This post might not be much of use for the development of an art project, but might be some of the insight on it. As a student at Academy of Fine Arts and Design, I was fascinated with movement or even just a notion of it in the artwork. I remember reading and looking some books then and as studying it making photocopies from them for measurements. There is one book that I liked most – I don't know what was it. But have some copies of horses:
Another book that I like most and it is good for studying animal movements – Manfred Zoller: Gestalt und Anatomie – Ein Leitfaden fur den bildnerischen Weg
and the photo book of Eadweard Muybridge: Horses and Other Animals In Motion.
Eadweard Muybridge: Animated sequence of a Belgian horse walking
Eadweard Muybridge: Animated sequence of a horse pacing
Eadweard Muybridge: Animated sequence of a race horse galloping
Before comming to The University granted research Muybridge made first experiments today called Sallie Gardner at a Gallop – an upper last appeared sequence which consists of series of photographs consisting of a galloping horse, the result of a photographic experiment on 15. June 1878.

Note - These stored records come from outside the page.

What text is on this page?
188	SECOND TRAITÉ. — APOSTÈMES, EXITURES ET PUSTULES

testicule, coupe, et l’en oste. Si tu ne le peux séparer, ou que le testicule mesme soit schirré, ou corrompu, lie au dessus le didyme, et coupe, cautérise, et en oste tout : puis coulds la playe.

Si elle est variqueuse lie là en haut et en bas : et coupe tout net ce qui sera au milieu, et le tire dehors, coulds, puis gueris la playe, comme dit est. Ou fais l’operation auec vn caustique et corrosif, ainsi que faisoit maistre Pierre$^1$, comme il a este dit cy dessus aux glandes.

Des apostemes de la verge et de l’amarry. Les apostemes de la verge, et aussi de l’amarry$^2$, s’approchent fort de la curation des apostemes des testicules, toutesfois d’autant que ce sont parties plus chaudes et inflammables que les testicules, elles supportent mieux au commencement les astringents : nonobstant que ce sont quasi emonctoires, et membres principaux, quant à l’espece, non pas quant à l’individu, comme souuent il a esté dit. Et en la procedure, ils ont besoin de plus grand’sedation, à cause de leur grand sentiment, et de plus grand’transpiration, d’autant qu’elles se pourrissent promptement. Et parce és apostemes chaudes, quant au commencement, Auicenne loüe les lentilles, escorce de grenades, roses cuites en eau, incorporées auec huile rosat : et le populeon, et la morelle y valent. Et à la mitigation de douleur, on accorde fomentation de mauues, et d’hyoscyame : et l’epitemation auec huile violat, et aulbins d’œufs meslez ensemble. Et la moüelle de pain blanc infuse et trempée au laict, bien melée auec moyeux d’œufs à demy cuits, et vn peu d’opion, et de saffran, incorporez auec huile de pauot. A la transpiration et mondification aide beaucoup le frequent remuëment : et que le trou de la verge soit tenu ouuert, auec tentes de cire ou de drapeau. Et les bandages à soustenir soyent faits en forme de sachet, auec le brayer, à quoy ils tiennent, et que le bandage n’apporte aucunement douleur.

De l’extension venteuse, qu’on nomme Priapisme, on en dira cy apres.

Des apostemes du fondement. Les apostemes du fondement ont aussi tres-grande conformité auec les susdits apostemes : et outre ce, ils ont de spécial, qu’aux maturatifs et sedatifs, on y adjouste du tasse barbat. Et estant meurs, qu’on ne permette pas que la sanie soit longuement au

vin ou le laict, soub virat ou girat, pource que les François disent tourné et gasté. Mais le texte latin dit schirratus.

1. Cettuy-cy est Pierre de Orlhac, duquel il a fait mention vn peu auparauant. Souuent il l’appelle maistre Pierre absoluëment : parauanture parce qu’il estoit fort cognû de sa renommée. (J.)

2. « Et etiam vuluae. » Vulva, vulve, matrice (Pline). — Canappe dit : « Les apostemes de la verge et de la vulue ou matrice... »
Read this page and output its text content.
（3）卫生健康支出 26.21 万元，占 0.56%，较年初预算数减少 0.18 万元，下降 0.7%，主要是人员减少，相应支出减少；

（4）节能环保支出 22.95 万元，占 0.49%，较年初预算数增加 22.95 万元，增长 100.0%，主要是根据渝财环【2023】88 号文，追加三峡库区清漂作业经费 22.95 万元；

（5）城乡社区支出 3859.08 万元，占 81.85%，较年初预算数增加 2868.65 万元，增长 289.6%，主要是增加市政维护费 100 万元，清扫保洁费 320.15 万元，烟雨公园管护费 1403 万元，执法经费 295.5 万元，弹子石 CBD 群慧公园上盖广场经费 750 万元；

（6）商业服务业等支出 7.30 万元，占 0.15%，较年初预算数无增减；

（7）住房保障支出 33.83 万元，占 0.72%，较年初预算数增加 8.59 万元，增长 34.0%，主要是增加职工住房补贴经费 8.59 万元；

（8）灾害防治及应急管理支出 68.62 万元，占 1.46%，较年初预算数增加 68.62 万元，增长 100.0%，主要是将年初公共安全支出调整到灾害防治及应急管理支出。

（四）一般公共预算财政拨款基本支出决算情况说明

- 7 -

Eadweard Muybridge: The Horse in Motion
Links to Muybridge and horse movement:
And another book on movement and anatomy of horse - I really recomend this for reading:
Sarah Pilliner, Samantha Elmhurst, Zoe Davies: The Horse in Motion: The Anatomy and Physiology of Equine Locomotion
Some thoughts from the book on horse gait. One of the most cultivated animals on the level of movement throughout history is a horse (and a dog). Different movement is classified as horse gaits. Those are various ways in which a horse can move, either naturally or as a result of specialized training by humans. Each gait has a characteristic sequence of footfalls, which determines the number of beats per stride and gives rise to the rhythm of the gait. Tempo is used to describe either the speed of the rhythm or the velocity of the gait. Cadence is used to indicate that a gait combines rhythm with impulsion. Gaits can be described as symmetric or asymmetric. In a symmetric gait right and left sides move in a similar way.
Anatomy of horse – his skeletal structure and muscles are important in the effect of the way the horse moves:
The front legs are attached to the rib-cage by muscles and ligaments, not to a collar bone. Instead, the horse’s body is slung in a cradle of muscle between the two shoulder blades. These muscles allow the horse’s trunk to rise and fall or to lean a little to one side, helping the horse keep its balance, particularly when cornering at speed.
The front legs bear more weight than the hind legs, and hence, there is more concussion involved with the movement.
The head and neck act as a balancing weight.
The muscles which bring the front legs forward are attached to the neck.
The spine has limited sideways and up and down movement between the neck and tail. In practical terms, the trunk is almost rigid, and its role is to transfer the power generated by the hind legs into forward motion.
The hind legs have a bony attachment to the spine for effective transfer of the forces of movement.